Because in my view Hollyday was required to, but did not, present at least some evidence from the time when the individual defendants were County commissioners that they acted with impermissible motives, I would, on the assumption that legislative abolition of a position can ever be actionable, affirm the district court’s grant of summary judgment on the narrow ground that Hollyday failed to meet her evidentiary burden under Fed.R.Civ.P. 56. See Celotex Corp. v. Catrett, 477 U.S. 317, 323, 106 S.Ct. 2548, 2552, 91 L.Ed.2d 265 (1986).
. The Supreme Court has already intimated that a regional agency would not be immune from liability for damages caused by enactment of unconstitutional legislation simply because the individual regional legislators, who presumably have a greater entitlement to legislative immunity than municipal legislators, see note 2 infra, would be immune for their role in enacting the legislation. See Lake Country Estates, Inc. v. Tahoe Regional Planning Agency, 440 U.S. 391, 405 n. 29, 99 S.Ct. 1171, 1179 n. 29, 59 L.Ed.2d 401 (1979) (If the [regional legislators] have enacted unconstitutional legislation, there is no reason why relief against [the regional agency] itself should not adequately vindicate [the plaintiffs] interests.”), quoted in Owen, 445 U.S. at 653 n. 37, 100 S.Ct. at 1417 n. 37; see also Tenney v. Brandhove, 341 U.S. 367, 379, 71 S.Ct. 783, 789, 95 L.Ed. 1019 (1951) (Black, J., concurring) (It is not held that the validity of legislative action is coextensive with the personal immunity of the legislators.”). And this court has specifically rejected as “unfounded” the notion that a County derive[s] immunity from the legislative immunity claimed by” individual legislative officers. Scott v. Greenville County, 716 F.2d 1409, 1422 (4th Cir.1983); see also Bruce v. Riddle, 464 F.Supp. 745, 749 (D.S.C.1979) (permitting a suit alleging constitutional violations to proceed against a county as not inconsistent with the ... legislative immunity” of county officials), aff’d on other grounds, 631 F.2d 272 (4th Cir.1980).

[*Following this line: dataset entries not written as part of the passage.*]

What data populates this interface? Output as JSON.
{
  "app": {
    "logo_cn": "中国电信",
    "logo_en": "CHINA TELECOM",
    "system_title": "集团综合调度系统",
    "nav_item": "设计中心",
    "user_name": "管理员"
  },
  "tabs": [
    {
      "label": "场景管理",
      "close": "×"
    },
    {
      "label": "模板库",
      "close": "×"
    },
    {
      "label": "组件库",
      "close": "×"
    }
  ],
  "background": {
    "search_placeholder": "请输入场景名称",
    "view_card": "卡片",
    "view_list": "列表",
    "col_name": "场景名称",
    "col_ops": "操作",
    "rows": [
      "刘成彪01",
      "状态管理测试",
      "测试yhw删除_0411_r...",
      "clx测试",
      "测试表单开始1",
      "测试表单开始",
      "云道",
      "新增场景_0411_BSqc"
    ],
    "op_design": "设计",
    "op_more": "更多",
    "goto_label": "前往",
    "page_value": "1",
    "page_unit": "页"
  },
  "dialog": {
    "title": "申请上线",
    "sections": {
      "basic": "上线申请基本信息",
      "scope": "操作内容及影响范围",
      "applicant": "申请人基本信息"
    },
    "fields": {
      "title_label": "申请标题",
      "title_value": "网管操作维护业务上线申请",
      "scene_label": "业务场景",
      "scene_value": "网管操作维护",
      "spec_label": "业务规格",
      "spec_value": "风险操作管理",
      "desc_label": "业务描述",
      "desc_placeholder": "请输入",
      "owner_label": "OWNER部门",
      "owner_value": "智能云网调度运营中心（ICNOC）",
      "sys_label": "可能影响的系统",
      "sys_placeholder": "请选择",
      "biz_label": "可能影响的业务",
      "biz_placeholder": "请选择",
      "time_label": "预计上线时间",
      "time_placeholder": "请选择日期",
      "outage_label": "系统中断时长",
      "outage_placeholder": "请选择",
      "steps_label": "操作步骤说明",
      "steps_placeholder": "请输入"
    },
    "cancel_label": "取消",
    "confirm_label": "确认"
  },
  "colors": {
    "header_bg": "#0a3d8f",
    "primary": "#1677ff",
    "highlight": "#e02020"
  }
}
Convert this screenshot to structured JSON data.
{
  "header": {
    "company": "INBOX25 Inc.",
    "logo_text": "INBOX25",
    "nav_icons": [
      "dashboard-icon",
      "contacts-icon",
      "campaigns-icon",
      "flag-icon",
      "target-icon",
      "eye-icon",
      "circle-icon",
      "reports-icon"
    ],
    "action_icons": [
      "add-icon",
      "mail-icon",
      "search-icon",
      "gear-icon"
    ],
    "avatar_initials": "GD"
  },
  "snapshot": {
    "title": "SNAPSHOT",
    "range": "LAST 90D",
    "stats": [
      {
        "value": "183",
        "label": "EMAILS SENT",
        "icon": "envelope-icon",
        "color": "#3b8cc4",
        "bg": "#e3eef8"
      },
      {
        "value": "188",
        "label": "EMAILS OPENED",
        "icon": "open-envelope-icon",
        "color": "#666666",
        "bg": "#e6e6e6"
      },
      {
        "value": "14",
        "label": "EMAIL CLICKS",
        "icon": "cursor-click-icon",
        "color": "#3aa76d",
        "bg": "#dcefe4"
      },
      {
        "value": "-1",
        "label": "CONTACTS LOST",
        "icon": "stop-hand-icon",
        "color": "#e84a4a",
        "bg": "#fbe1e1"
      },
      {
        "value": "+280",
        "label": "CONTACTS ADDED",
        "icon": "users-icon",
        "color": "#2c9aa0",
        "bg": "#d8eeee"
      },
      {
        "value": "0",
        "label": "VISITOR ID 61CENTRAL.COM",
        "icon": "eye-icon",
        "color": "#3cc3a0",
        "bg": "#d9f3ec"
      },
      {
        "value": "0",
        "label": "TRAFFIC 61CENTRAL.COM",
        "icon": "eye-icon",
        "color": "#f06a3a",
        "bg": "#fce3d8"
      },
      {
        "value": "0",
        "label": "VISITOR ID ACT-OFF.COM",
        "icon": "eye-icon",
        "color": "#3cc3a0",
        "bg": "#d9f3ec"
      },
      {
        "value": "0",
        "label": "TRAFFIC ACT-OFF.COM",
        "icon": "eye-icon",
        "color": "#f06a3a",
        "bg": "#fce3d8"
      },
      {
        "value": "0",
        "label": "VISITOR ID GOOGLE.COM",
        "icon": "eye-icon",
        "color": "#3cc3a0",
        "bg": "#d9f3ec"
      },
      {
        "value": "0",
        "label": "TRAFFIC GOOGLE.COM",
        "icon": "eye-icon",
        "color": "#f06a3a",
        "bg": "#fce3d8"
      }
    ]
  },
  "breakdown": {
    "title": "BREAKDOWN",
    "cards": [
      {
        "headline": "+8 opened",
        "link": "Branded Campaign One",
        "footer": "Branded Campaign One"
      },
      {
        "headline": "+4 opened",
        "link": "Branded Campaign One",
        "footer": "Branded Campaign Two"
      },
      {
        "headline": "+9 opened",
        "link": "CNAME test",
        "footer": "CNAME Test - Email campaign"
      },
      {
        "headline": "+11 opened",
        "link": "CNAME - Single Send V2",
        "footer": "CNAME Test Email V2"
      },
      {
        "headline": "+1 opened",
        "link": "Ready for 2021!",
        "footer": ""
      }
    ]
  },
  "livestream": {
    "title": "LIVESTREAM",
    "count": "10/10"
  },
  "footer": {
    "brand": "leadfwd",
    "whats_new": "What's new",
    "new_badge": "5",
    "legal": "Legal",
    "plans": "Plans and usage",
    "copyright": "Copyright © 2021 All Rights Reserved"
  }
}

. See Baker, 894 F.2d at 682; Schlitz, 854 F.2d at 45; cf. Bruce v. Riddle, 631 F.2d 272, 279 (4th Cir.1980) (immunity from liability). As a panel of this court, we are bound by these prior decisions. See, e.g., Capital Produce Co. v. United States, 930 F.2d 1077, 1079 (4th Cir.1991). The Supreme Court, however, has never addressed the question of whether local officials are entitled to legislative immunity. See Spallone v. United States, 493 U.S. 265, 278, 110 S.Ct. 625, 633, 107 L.Ed.2d 644 (1990); Lake Country Estates, 440 U.S. at 404 n. 26, 99 S.Ct. at 1178 n. 26.
. Judge Butzner would extend the Supreme Court’s decisions in Rutan v. Republican Party, 497 U.S. 62, 110 S.Ct. 2729, 111 L.Ed.2d 52 (1990), Branti v. Finkel, 445 U.S. 507, 100 S.Ct. 1287, 63 L.Ed.2d 574 (1980), and Elrod v. Burns, 427 U.S. 347, 96 S.Ct. 2673, 49 L.Ed.2d 547 (1976), and hold that a municipality is liable under section 1983 for the facially neutral legislative abolition of a government position if the purpose of abolishing the position was to rid the government of the incumbent because of her contrary political views. Contra Pieczynski v. Duffy, 875 F.2d 1331, 1333 (7th Cir.1989); Fraternal Order of Police Hobart Lodge # 121 Inc. v. City of Hobart, 864 F.2d 551, 554-57 (7th Cir.1988); cf. Rateree v. Rockett, 852 F.2d 946, 950-51 (7th Cir.1988); Drayton v. Mayor & Council, 699 F.Supp. 1155, 1157 (D.Md.1988), aff’d without opinion, 885 F.2d 864 (4th Cir.1989). Because I conclude, contrary to Judge Butzner, that Hollyday’s proffered evidence is insufficient to satisfy her burden under Rule 56,1 need not and do not reach this significant constitutional question.